Efficient Connectivity-Preserving Instance Segmentation with Supervoxel-Based Loss Function
Anna Grim, Jayaram Chandrashekar, Uygar Sumbul
TL;DR
The paper tackles topological errors in 3D neuron instance segmentation by extending simple voxels to connected supervoxels and introducing a differentiable, topology-preserving loss with linear-time complexity. A key contribution is the notion of critical components, generalizing non-simple voxels to supervoxels, along with an $\mathcal{O}(n)$ method to identify and penalize splits and merges during training. The framework augments a standard voxel loss with structure-level penalties and is architecture-agnostic, showing state-of-the-art performance on topology-relevant metrics across 2D and 3D datasets, including a new public mouse-brain benchmark. This approach enables scalable, connectivity-preserving neuron reconstructions, reducing manual proofreading and facilitating large-scale connectomics analysis.
Abstract
Reconstructing the intricate local morphology of neurons and their long-range projecting axons can address many connectivity related questions in neuroscience.

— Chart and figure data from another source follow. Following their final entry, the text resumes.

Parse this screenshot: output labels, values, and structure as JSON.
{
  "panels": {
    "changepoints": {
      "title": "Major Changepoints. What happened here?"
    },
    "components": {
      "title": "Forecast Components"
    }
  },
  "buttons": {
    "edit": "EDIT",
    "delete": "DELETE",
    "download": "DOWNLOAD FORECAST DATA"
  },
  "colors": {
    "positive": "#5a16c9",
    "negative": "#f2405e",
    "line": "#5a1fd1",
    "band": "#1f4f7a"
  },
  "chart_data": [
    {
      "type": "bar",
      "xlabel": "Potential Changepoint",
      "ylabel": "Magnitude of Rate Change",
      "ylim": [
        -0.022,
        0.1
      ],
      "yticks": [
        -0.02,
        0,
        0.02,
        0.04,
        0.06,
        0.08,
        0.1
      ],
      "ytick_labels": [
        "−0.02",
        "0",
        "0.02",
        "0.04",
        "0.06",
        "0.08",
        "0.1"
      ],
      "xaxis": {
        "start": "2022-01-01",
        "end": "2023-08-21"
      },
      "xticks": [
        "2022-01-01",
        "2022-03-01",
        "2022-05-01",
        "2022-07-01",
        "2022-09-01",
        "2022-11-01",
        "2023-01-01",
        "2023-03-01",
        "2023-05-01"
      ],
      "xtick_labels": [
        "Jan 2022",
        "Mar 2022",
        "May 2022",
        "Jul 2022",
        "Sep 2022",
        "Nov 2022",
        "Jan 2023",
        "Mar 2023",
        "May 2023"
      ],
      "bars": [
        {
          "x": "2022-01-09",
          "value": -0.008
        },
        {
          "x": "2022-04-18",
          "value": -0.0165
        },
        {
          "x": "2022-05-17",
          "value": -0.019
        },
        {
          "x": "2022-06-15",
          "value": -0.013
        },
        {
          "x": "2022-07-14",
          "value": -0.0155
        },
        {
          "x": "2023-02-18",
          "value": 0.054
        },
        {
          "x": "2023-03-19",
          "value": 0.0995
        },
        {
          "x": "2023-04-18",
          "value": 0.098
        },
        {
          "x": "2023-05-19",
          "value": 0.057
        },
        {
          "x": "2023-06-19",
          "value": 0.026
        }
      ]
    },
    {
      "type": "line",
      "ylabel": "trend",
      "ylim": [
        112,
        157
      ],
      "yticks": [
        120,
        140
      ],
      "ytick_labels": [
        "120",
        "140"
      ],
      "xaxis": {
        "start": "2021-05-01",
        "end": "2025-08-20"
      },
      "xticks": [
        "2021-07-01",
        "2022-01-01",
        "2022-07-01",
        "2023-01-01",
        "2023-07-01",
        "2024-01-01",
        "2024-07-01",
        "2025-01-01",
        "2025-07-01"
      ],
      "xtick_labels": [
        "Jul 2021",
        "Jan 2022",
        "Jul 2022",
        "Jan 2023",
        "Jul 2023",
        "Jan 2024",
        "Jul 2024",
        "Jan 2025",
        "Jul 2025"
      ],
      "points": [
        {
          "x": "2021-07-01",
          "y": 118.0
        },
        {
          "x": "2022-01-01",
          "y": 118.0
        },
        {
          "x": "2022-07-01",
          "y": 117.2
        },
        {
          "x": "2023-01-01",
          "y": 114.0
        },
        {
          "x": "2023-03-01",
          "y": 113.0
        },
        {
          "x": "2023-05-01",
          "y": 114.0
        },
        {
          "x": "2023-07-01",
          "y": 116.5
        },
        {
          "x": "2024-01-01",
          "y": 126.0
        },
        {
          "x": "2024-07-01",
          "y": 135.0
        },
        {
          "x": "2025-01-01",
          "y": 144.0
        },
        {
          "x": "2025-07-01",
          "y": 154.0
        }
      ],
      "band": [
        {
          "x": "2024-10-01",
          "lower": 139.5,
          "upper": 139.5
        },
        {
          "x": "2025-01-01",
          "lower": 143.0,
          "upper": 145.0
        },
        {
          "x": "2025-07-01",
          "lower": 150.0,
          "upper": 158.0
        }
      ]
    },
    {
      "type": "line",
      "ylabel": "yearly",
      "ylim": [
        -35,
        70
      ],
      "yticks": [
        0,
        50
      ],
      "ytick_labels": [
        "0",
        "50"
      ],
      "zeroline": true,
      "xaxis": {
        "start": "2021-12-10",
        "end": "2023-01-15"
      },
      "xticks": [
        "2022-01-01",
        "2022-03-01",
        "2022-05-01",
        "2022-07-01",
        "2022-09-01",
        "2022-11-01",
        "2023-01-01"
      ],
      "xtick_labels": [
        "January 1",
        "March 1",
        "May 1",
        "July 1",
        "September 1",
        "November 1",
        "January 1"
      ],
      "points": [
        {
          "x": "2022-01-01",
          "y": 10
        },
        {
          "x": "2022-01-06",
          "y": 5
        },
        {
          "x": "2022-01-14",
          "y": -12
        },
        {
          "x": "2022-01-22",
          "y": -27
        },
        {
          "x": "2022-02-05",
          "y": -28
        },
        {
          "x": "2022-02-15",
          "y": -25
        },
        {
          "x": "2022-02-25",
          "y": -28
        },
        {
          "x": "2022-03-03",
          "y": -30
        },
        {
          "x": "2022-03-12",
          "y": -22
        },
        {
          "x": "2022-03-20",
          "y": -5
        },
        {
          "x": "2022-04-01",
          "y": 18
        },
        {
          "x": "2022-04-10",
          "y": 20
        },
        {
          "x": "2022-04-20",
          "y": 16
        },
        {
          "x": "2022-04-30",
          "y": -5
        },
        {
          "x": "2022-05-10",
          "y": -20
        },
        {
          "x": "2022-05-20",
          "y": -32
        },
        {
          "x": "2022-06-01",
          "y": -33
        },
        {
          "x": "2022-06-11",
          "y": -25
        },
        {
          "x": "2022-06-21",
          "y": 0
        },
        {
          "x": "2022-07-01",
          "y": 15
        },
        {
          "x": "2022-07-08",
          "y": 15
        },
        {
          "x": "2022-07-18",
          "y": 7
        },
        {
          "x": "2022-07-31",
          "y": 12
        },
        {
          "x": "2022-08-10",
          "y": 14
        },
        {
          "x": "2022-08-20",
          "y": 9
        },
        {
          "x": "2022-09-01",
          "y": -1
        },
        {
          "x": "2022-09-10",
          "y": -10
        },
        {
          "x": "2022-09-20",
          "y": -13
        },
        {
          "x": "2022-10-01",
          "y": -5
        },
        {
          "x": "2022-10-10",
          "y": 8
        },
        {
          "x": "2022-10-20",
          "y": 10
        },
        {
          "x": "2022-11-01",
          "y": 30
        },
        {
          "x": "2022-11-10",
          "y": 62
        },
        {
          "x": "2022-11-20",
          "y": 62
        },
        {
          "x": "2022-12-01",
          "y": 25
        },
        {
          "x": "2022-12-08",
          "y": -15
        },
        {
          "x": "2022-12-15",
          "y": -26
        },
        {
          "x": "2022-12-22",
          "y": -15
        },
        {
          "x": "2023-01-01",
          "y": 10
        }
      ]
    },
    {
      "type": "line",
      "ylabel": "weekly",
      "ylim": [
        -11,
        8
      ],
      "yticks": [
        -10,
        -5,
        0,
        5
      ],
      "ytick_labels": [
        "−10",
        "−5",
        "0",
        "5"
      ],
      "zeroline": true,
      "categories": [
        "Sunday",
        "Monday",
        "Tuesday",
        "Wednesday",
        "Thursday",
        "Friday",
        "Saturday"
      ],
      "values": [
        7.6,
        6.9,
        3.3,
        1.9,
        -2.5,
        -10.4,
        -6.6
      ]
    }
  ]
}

The main bottleneck in connectomics pipelines is correcting topological errors, as multiple entangled neuronal arbors is a challenging instance segmentation problem. More broadly, segmentation of curvilinear, filamentous structures continues to pose significant challenges. To address this problem, we extend the notion of simple points from digital topology to connected sets of voxels (i.e. supervoxels) and propose a topology-aware neural network segmentation method with minimal computational overhead. We demonstrate its effectiveness on a new public dataset of 3-d light microscopy images of mouse brains, along with the benchmark datasets DRIVE, ISBI12, and CrackTree.